Coming Home to the Canyon

Melissa Lemire made her way through the gate, past Antenna, and took a sharp turn to drive through the Frio River for the first time in 24 years. The last time Lemire made this drive, she was heading toward Echo Valley as a staffer in the Summer of 1991. Before that, she was an LLYC camper at both Singing Hills and Echo Valley. And in 2016, Family Camp called her home to the Canyon once again.

“After my summer on staff, I thought I’d never have the chance to come back,” said Lemire. “Then, years later, I heard the Foundation had started a camp for families, and I thought, ‘This is my chance.'”

Lemire had no idea what to expect from camp this time around. Two decades is a long time, but Lemire said she “came in and found the Canyon felt exactly the same as it did before. There were updates and now Headwaters exists, but the Foundation had been so respectful of the land. It hadn’t been taken advantage of or overdeveloped. It even smelled the same way it always had.”

Of course, the major difference for Lemire was having her kids, Zach and Sophie, at camp with her. Unfortunately, her husband, Bo Lemire, was unable to join them due to summertime being the busy season in his career managing sales for a learning software company. So Lemire turned Family Camp into a special mom-and-kids tradition for the next several summers. “We were disappointed we wouldn’t all be together, but then my kids had my absolute, undivided attention. It made me feel closer to them, and it made them closer to each other,” Lemire said.

“Family Camp creates this space where
all you have to do is show up.”

She once happened upon Zach and Sophie sitting around the big firepit where they had moved chairs together to face Circle Bluff. “They were sitting so close that their hands were touching,” Lemire recalled with tears in her voice. “I wanted to go over there, but it was clear they were having such a deep conversation that I couldn’t interrupt the moment.”

Lemire knows better than most to not take those sweet Family Camp moments for granted. In May of 2019, what started out as bothersome abdominal pain that Lemire shrugged off as kidney stones, an ultrasound revealed to be a massive blood clot. A blood clot that was cutting off circulation to her liver, spleen, and intestines. Over the next month, Lemire would start blood thinners, have the clot broken down and vacuumed out, and then do it all over again when the clot came back in a matter of days.

This unexpected health crisis meant Lemire’s family almost didn’t make it to the Canyon that summer. However, she took a chance on coming down to Headwaters amidst all the uncertainty and has no regrets.

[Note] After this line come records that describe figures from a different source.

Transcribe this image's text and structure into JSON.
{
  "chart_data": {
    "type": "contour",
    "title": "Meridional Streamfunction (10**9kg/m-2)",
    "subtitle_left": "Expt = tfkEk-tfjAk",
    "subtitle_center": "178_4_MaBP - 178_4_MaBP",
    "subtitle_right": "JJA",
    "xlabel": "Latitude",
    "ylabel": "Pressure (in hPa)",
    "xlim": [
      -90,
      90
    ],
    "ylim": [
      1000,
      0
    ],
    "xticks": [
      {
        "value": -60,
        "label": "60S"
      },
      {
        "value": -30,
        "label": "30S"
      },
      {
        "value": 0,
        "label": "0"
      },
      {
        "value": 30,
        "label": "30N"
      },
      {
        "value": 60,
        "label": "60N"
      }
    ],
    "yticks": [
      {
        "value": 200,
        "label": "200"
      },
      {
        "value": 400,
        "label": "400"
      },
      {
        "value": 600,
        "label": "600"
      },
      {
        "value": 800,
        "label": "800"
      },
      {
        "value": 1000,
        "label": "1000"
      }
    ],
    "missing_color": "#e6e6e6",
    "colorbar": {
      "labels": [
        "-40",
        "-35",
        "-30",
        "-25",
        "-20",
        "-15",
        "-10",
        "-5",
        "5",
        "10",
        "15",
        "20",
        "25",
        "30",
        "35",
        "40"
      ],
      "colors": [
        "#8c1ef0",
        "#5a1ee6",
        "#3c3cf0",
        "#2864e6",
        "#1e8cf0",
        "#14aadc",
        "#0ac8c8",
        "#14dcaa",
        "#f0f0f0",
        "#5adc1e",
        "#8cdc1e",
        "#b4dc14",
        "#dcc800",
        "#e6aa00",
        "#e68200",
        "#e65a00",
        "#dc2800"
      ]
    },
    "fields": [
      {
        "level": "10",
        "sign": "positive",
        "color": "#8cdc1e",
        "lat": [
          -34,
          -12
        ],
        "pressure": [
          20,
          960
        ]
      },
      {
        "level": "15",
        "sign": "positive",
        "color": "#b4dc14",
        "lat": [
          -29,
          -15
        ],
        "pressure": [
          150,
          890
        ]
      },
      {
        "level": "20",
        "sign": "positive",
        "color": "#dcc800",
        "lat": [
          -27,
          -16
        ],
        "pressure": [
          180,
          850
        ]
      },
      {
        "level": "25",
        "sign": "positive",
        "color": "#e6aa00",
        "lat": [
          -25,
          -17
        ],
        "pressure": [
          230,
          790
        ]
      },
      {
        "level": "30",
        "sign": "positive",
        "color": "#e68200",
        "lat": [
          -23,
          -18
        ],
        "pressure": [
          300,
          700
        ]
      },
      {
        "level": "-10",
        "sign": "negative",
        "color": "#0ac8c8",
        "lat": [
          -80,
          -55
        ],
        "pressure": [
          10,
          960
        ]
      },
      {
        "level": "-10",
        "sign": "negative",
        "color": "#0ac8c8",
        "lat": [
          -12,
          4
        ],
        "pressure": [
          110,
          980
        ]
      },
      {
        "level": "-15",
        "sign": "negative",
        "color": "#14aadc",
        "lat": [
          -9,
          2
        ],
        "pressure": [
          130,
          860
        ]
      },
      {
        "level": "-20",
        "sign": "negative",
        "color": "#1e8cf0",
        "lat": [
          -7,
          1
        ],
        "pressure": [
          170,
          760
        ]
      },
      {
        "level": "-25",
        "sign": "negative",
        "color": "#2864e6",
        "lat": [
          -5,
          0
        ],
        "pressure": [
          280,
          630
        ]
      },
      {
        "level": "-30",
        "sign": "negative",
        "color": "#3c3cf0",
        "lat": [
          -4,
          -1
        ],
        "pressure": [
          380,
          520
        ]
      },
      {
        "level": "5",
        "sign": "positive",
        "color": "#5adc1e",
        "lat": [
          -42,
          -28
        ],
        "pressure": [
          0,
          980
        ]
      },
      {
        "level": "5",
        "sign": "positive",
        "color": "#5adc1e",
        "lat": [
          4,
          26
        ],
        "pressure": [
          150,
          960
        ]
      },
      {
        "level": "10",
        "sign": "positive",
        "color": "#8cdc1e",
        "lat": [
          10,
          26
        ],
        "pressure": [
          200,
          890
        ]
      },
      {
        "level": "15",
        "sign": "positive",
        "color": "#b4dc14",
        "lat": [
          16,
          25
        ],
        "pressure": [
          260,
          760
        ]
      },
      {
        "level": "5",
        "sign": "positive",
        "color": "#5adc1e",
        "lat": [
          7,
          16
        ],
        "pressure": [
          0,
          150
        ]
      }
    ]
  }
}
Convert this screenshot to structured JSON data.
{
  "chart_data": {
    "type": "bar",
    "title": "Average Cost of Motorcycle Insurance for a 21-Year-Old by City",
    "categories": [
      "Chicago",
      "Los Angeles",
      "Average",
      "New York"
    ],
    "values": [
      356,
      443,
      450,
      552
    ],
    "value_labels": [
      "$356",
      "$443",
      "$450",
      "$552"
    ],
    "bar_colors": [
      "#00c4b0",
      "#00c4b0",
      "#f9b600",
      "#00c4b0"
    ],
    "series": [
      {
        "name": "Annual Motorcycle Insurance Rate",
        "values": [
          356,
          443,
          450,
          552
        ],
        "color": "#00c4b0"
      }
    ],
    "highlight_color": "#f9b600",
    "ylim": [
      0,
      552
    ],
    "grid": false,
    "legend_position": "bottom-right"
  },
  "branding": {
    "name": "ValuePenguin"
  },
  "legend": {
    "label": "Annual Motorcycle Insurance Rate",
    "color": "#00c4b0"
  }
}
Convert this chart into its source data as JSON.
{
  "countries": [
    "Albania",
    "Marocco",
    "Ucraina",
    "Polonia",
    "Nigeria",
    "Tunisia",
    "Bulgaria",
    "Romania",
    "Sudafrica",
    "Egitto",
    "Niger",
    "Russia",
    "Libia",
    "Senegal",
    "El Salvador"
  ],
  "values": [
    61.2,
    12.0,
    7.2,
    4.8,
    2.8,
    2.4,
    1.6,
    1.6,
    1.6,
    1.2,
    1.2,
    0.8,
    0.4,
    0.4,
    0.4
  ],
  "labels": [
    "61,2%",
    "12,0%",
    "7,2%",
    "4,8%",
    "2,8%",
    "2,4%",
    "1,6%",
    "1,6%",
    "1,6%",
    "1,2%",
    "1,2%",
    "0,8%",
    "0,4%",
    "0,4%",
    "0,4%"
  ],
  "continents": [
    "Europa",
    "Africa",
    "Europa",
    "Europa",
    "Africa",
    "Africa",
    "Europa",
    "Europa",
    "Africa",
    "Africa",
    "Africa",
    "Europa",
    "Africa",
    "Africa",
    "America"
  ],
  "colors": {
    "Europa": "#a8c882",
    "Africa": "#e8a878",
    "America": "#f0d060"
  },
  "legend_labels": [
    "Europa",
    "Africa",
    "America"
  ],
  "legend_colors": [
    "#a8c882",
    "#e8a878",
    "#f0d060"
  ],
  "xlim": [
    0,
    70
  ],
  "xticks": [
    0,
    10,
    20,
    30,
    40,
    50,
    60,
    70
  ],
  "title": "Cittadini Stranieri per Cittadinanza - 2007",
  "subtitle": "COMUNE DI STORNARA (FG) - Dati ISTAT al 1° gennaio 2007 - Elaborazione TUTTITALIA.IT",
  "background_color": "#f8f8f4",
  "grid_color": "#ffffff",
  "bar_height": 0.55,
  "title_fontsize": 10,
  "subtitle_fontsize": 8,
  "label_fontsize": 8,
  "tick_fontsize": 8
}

“My kids had been so spooked by everything that happened, and camp was really healing for us… my son wasn’t even afraid to flip my kayak over,” she laughed. “We were playing together again, after a period where things had gotten so serious.”

Play is a huge part of Family Camp. More than one dad can be seen enjoying the basketball court or water slide as much as their kiddos do—if not more. Lemire believes this playful spirit that provides such healing comes from the peace and comfort people experience in a place with no judgements or expectations.

“This playful spirit that provides such healing comes from the peace and comfort people experience in a place with no judgements or expectations.”

“Family Camp creates this space where all you have to do is show up,” Lemire said. “There are kids crawling on stage during Roundup, and some people choose not to participate in all the activities… You don’t have to be the perfect family.”

“This playful spirit that provides such healing comes from the peace and comfort people experience in a place with no judgements or expectations.” After working in trauma-based mental health care for nearly 20 years, Lemire followed a new calling in 2018 as a lactation and mother-care consultant, where she brought this aspect of her camp experience into the work she does with new moms.

“I tried to create a space for these moms to come in and grapple with whatever they were experiencing and feeling, where all they need to do is just show up,” said Lemire. “They don’t need to worry about if their baby is fussy, if they are struggling with depression, or if they are out of shape… I want them to feel loved and accepted by me and by each other.”

Lemire passed on her soft spot for Family Camp to her children. Zach Lemire served as a counselor at Headwaters in 2022, and Sofie Lemire joined work Crew for summer 2023.

Now for many summers to come, the Canyon will continue to say, “Welcome home, Lemire family.”